独立したばかりで仕事がないとき、ある監査法人に非常勤でお仕事をいただいており、今も少しだけ関与させていただいているが、その程度。私のキャリアの中では、監査というものはカレーの福神漬けのようなものだ。業界においては変人の部類だろう。私からすれば、あんな珍奇な商売をしている監査屋諸氏こそ変人だと思っているが、それはいい。
私が公認会計士試験の論文式試験(二次試験)に合格したのが2010年。リーマンショックの煽りを受け、前年から監査法人の採用が激減していたときだ。試験受験前に社会人を経験していたため20代後半だったし、そもそも監査がしたくて受験していたわけでもないので、当然のように採用されなかった。ここで景気がよかったら採用されていたのかもしれないが、振り返れば運がよかったと思っている。
その理由は2つ。ひとつは、監査法人に入れなかった結果、汐留パートナーズ会計事務所(現・汐留パートナーズ税理士法人)にお世話になり、所長の前川研吾先生や、後にセブンリッチ会計事務所を作られる服部峻介先生といった優秀な先輩方からご指導をいただけたこと。もしこの記事をご覧になられていたら、感謝の気持ちを伝えたい。あとミスばっかりしてすみませんでした。
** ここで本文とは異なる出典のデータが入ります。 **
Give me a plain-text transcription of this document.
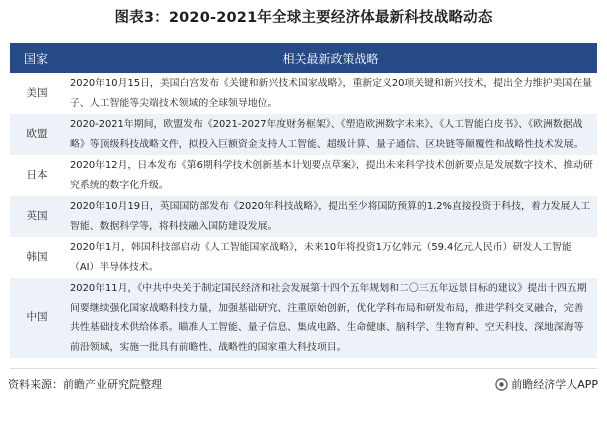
图表3：2020-2021年全球主要经济体最新科技战略动态
国家	相关最新政策战略
美国	2020年10月15日，美国白宫发布《关键和新兴技术国家战略》，重新定义20项关键和新兴技术，提出全力维护美国在量子、人工智能等尖端技术领域的全球领导地位。
欧盟	2020-2021年期间，欧盟发布《2021-2027年度财务框架》、《塑造欧洲数字未来》、《人工智能白皮书》、《欧洲数据战略》等顶级科技战略文件，拟投入巨额资金支持人工智能、超级计算、量子通信、区块链等颠覆性和战略性技术发展。
日本	2020年12月，日本发布《第6期科学技术创新基本计划要点草案》，提出未来科学技术创新要点是发展数字技术、推动研究系统的数字化升级。
英国	2020年10月19日，英国国防部发布《2020年科技战略》，提出至少将国防预算的1.2%直接投资于科技，着力发展人工智能、数据科学等，将科技融入国防建设发展。
韩国	2020年1月，韩国科技部启动《人工智能国家战略》，未来10年将投资1万亿韩元（59.4亿元人民币）研发人工智能（AI）半导体技术。
中国	2020年11月，《中共中央关于制定国民经济和社会发展第十四个五年规划和二〇三五年远景目标的建议》提出十四五期间要继续强化国家战略科技力量，加强基础研究、注重原始创新，优化学科布局和研发布局，推进学科交叉融合，完善共性基础技术供给体系。瞄准人工智能、量子信息、集成电路、生命健康、脑科学、生物育种、空天科技、深地深海等前沿领域，实施一批具有前瞻性、战略性的国家重大科技项目。
资料来源：前瞻产业研究院整理	前瞻经济学人APP
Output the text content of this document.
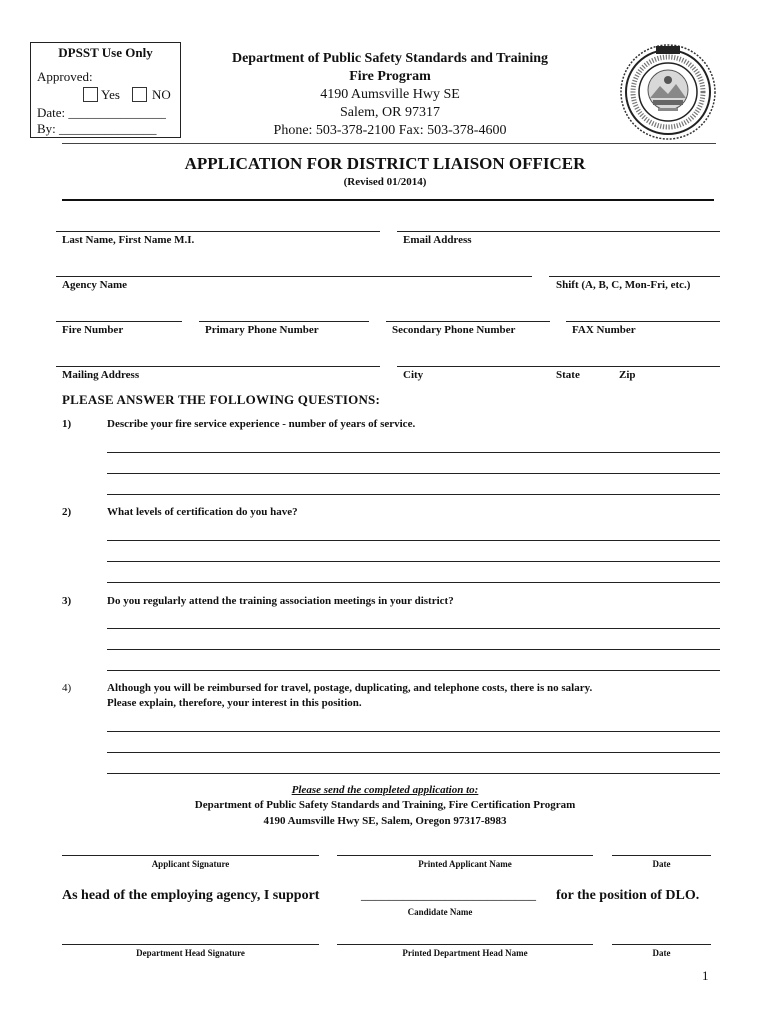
DPSST Use Only
Approved:
Yes NO
Date: _______________
By: _______________
Department of Public Safety Standards and Training
Fire Program
4190 Aumsville Hwy SE
Salem, OR 97317
Phone: 503-378-2100 Fax: 503-378-4600
APPLICATION FOR DISTRICT LIAISON OFFICER
(Revised 01/2014)
Last Name, First Name M.I.	Email Address
Agency Name	Shift (A, B, C, Mon-Fri, etc.)
Fire Number	Primary Phone Number	Secondary Phone Number	FAX Number
Mailing Address	City	State	Zip
PLEASE ANSWER THE FOLLOWING QUESTIONS:
1)	Describe your fire service experience - number of years of service.
2)	What levels of certification do you have?
3)	Do you regularly attend the training association meetings in your district?
4)	Although you will be reimbursed for travel, postage, duplicating, and telephone costs, there is no salary.
Please explain, therefore, your interest in this position.
Please send the completed application to:
Department of Public Safety Standards and Training, Fire Certification Program
4190 Aumsville Hwy SE, Salem, Oregon 97317-8983
Applicant Signature	Printed Applicant Name	Date
As head of the employing agency, I support	_________________________ for the position of DLO.
Candidate Name
Department Head Signature	Printed Department Head Name	Date
1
もうひとつは、この年から実務補修所(会計士試験の合格者が通う養成学校)に、一般事業会社勤務者向けの土曜クラスができ、非監査法人就職者が集められた結果、かなりコアな方々と同期になれたことだ。財務担当取締役、国税調査官、M&Aアドバイザー、証券マン、弁護士といった専門業から、叩き上げの元営業マンやシステムエンジニア、経営企画など、多種多様なタレントがそろっていた。この人々は何を思って公認会計士なんて目指したのだろうか。変人とはこういう人たちを言うのだ。彼らとは今も仲良くお付き合いさせていただいており、紆余曲折しながらそれぞれの出世街道を歩んでいる話を聞くのは楽しい。毎回飲み会を開いてくれた、同期のリーダー格である瀬戸学先生には深く感謝している。
経理屋としてのキャリアと経理高速化への挑戦
さて、私のキャリアには続きがある。汐留パートナーズ在職中から連結決算やキャッシュフロー計算書に興味が沸き始め、ある小売業を営む東証一部上場会社の経理部に転職した。年商数千億の一部上場企業、さぞ素晴らしい経理体制と期待していたが、甘かった。連結決算もキャッシュフローもほとんど内製できていない状態で、とりあえず監査法人に提出して修正箇所を教えてもらうという実務が定着していた。連結パッケージなど存在せず、連結担当者である課長がひとりで、サーバー上の帳簿を見て入力していた。このまま課長になったらなんか面倒くさいなと思った。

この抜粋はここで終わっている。